# 2018 Chevy Cruze - Issue after issue...



## jblackburn (Apr 14, 2012)

The slave cylinder is an issue with 100% of Gen 2 manual transmission cars. The clutch line degrades internally and clogs the slave cyl. 

There's a General Motors TSB on it, and it should be covered under powertrain warranty if you're still under that (5 yr/60k miles).

As far as the pistons - run higher octane, and run a oil with good low-speed preignition (LSPI) protection to avoid it happening again.


----------



## jblackburn (Apr 14, 2012)

Here's the TSB link:



https://static.nhtsa.gov/odi/tsbs/2018/MC-10129902-9999.pdf


----------



## Barry Allen (Apr 18, 2018)

nothavingfun said:


> but not the pressure plate


If the pressure plate is damaged/contaminated by hydraulic fluid from a slave cylinder failure, it should be covered under warranty as "other parts damaged" or whatever the code is to get it warrantied.
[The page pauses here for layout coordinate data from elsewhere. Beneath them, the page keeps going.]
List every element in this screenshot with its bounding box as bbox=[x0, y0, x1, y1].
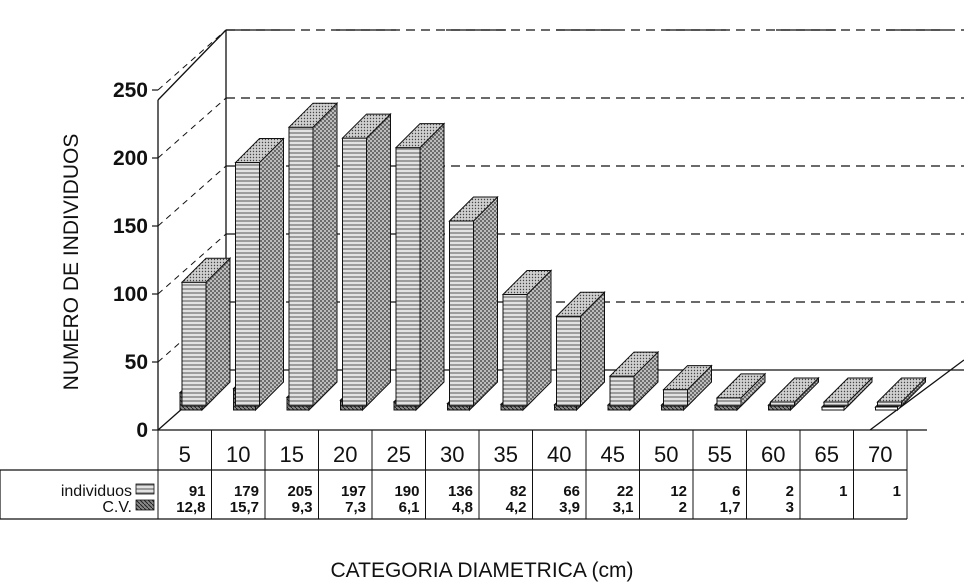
gridline-diagonal bbox=[157, 233, 227, 295]
table-cell: 7,3 bbox=[345, 499, 366, 516]
individuos-bar bbox=[341, 112, 392, 408]
y-tick-label: 250 bbox=[113, 79, 148, 102]
x-tick-label: 15 bbox=[280, 442, 304, 467]
table-cell: 6 bbox=[732, 483, 740, 500]
table-cell: 1 bbox=[839, 483, 847, 500]
x-tick-label: 25 bbox=[387, 442, 411, 467]
individuos-bar bbox=[180, 257, 232, 408]
individuos-bar bbox=[448, 195, 499, 408]
table-cell: 3 bbox=[786, 499, 794, 516]
individuos-bar bbox=[822, 376, 874, 408]
individuos-bar bbox=[234, 137, 285, 408]
table-cell: 3,1 bbox=[613, 499, 634, 516]
individuos-bar bbox=[876, 376, 927, 408]
table-cell: 4,8 bbox=[452, 499, 473, 516]
table-cell: 1 bbox=[893, 483, 901, 500]
table-cell: 2 bbox=[679, 499, 687, 516]
y-tick-label: 0 bbox=[136, 419, 148, 442]
y-axis-title: NUMERO DE INDIVIDUOS bbox=[60, 134, 83, 391]
x-tick-label: 65 bbox=[815, 442, 839, 467]
individuos-bar bbox=[501, 269, 553, 408]
table-cell: 12 bbox=[670, 483, 687, 500]
x-tick-label: 10 bbox=[226, 442, 250, 467]
gridline-diagonal bbox=[157, 165, 227, 227]
legend-swatch bbox=[135, 499, 155, 511]
table-cell: 1,7 bbox=[720, 499, 741, 516]
individuos-bar bbox=[394, 122, 446, 408]
table-cell: 197 bbox=[341, 483, 366, 500]
floor-right-edge bbox=[869, 359, 964, 431]
individuos-bar bbox=[662, 364, 713, 408]
x-tick-label: 35 bbox=[494, 442, 518, 467]
table-cell: 66 bbox=[563, 483, 580, 500]
individuos-bars bbox=[180, 101, 927, 408]
table-cell: 9,3 bbox=[292, 499, 313, 516]
table-cell: 15,7 bbox=[230, 499, 259, 516]
x-tick-label: 70 bbox=[868, 442, 892, 467]
individuos-bar bbox=[608, 350, 660, 408]
table-cell: 2 bbox=[786, 483, 794, 500]
y-tick-label: 100 bbox=[113, 283, 148, 306]
x-tick-label: 30 bbox=[440, 442, 464, 467]
x-tick-label: 40 bbox=[547, 442, 571, 467]
x-tick-label: 20 bbox=[333, 442, 357, 467]
x-tick-label: 45 bbox=[601, 442, 625, 467]
table-row-label: C.V. bbox=[102, 499, 132, 516]
left-wall-top-edge bbox=[157, 29, 227, 101]
table-cell: 12,8 bbox=[176, 499, 205, 516]
table-cell: 3,9 bbox=[559, 499, 580, 516]
individuos-bar bbox=[287, 101, 339, 408]
x-axis-title: CATEGORIA DIAMETRICA (cm) bbox=[331, 559, 634, 582]
table-cell: 6,1 bbox=[399, 499, 420, 516]
gridline-diagonal bbox=[157, 29, 227, 91]
legend-swatch bbox=[135, 483, 155, 495]
table-cell: 190 bbox=[394, 483, 419, 500]
x-tick-label: 5 bbox=[179, 442, 191, 467]
individuos-bar bbox=[769, 376, 820, 408]
x-tick-label: 55 bbox=[708, 442, 732, 467]
table-cell: 4,2 bbox=[506, 499, 527, 516]
individuos-bar bbox=[715, 372, 767, 408]
table-cell: 82 bbox=[510, 483, 527, 500]
table-cell: 22 bbox=[617, 483, 634, 500]
table-cell: 91 bbox=[189, 483, 206, 500]
y-tick-label: 50 bbox=[125, 351, 148, 374]
gridlines bbox=[157, 29, 964, 363]
x-tick-label: 50 bbox=[654, 442, 678, 467]
individuos-bar bbox=[555, 291, 606, 408]
gridline-diagonal bbox=[157, 97, 227, 159]
table-cell: 179 bbox=[234, 483, 259, 500]
table-cell: 136 bbox=[448, 483, 473, 500]
table-row-label: individuos bbox=[61, 483, 132, 500]
table-cell: 205 bbox=[287, 483, 312, 500]
y-tick-label: 200 bbox=[113, 147, 148, 170]
x-tick-label: 60 bbox=[761, 442, 785, 467]
y-tick-label: 150 bbox=[113, 215, 148, 238]
y-axis-ticks: 0 50 100 150 200 250 bbox=[113, 79, 158, 442]
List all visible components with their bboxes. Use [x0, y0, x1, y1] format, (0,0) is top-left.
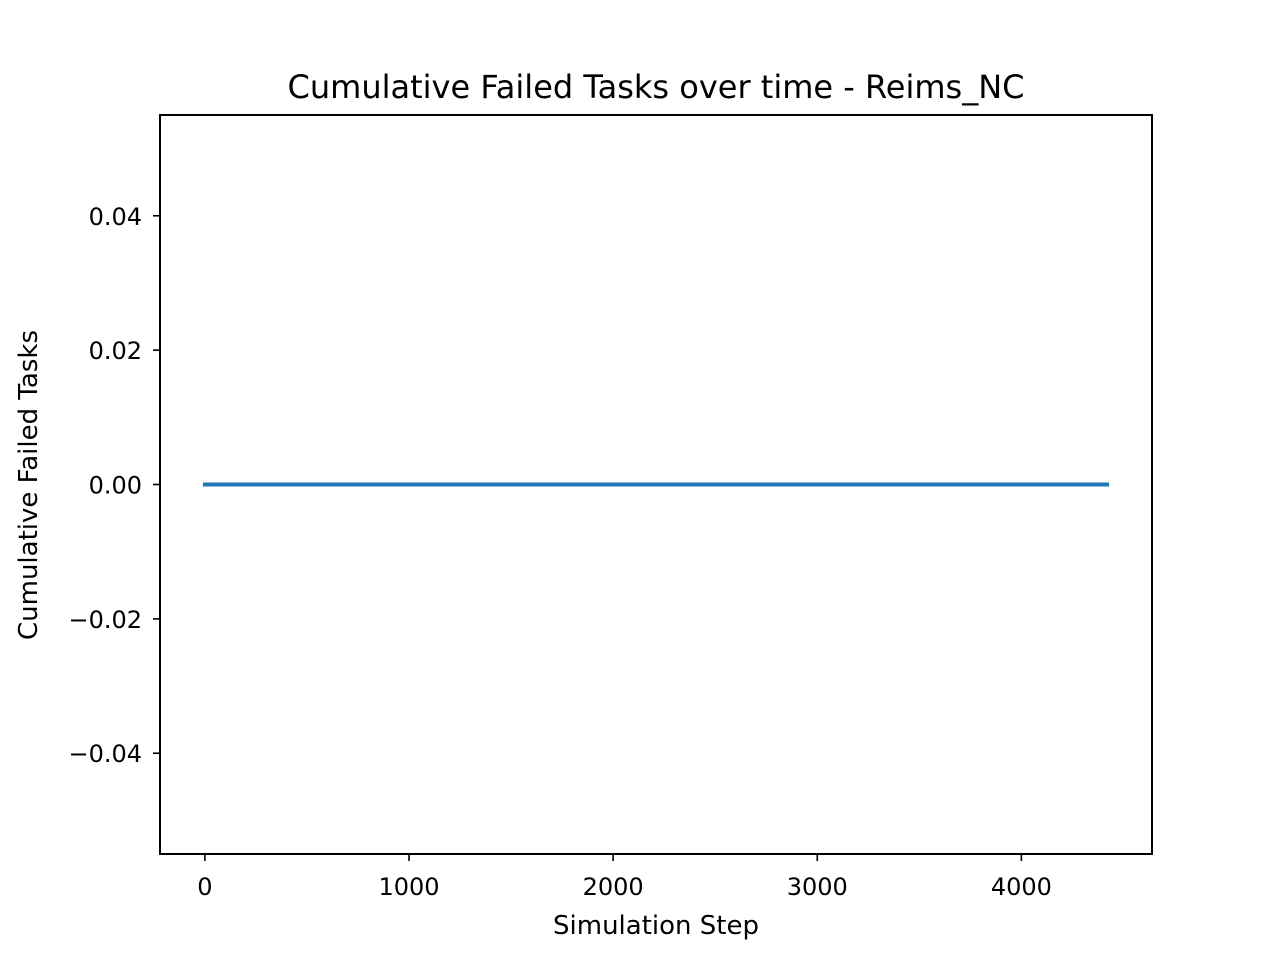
- chart-title: Cumulative Failed Tasks over time - Reim…: [288, 68, 1025, 106]
- x-tick-label: 0: [197, 873, 212, 901]
- y-tick-label: 0.04: [89, 203, 142, 231]
- y-axis-label: Cumulative Failed Tasks: [14, 330, 44, 640]
- x-tick-label: 3000: [787, 873, 848, 901]
- x-axis-label: Simulation Step: [553, 911, 759, 941]
- y-tick-label: 0.00: [89, 472, 142, 500]
- x-axis: 0 1000 2000 3000 4000: [197, 854, 1052, 901]
- y-tick-label: −0.04: [68, 740, 142, 768]
- y-tick-label: 0.02: [89, 337, 142, 365]
- x-tick-label: 1000: [378, 873, 439, 901]
- y-tick-label: −0.02: [68, 606, 142, 634]
- y-axis: 0.04 0.02 0.00 −0.02 −0.04: [68, 203, 160, 768]
- x-tick-label: 4000: [991, 873, 1052, 901]
- x-tick-label: 2000: [583, 873, 644, 901]
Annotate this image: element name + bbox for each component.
My car shiat the bed twice. The second time, the clutch plate was contaminated with fluid. They eventually replaced it under warranty for the above reason.


----------



## Barry Allen (Apr 18, 2018)

Here is the most recent "C" version of that TSB:






PIP5558C Chevrolet Technical Service Bulletin


PIP5558C Chevrolet Technical Service Bulletin




www.tsbsearch.com


----------



## nothavingfun (2 mo ago)

jblackburn said:


> The slave cylinder is an issue with 100% of Gen 2 manual transmission cars. The clutch line degrades internally and clogs the slave cyl.
> 
> There's a General Motors TSB on it, and it should be covered under powertrain warranty if you're still under that (5 yr/60k miles).
> 
> As far as the pistons - run higher octane, and run a oil with good low-speed preignition (LSPI) protection to avoid it happening again.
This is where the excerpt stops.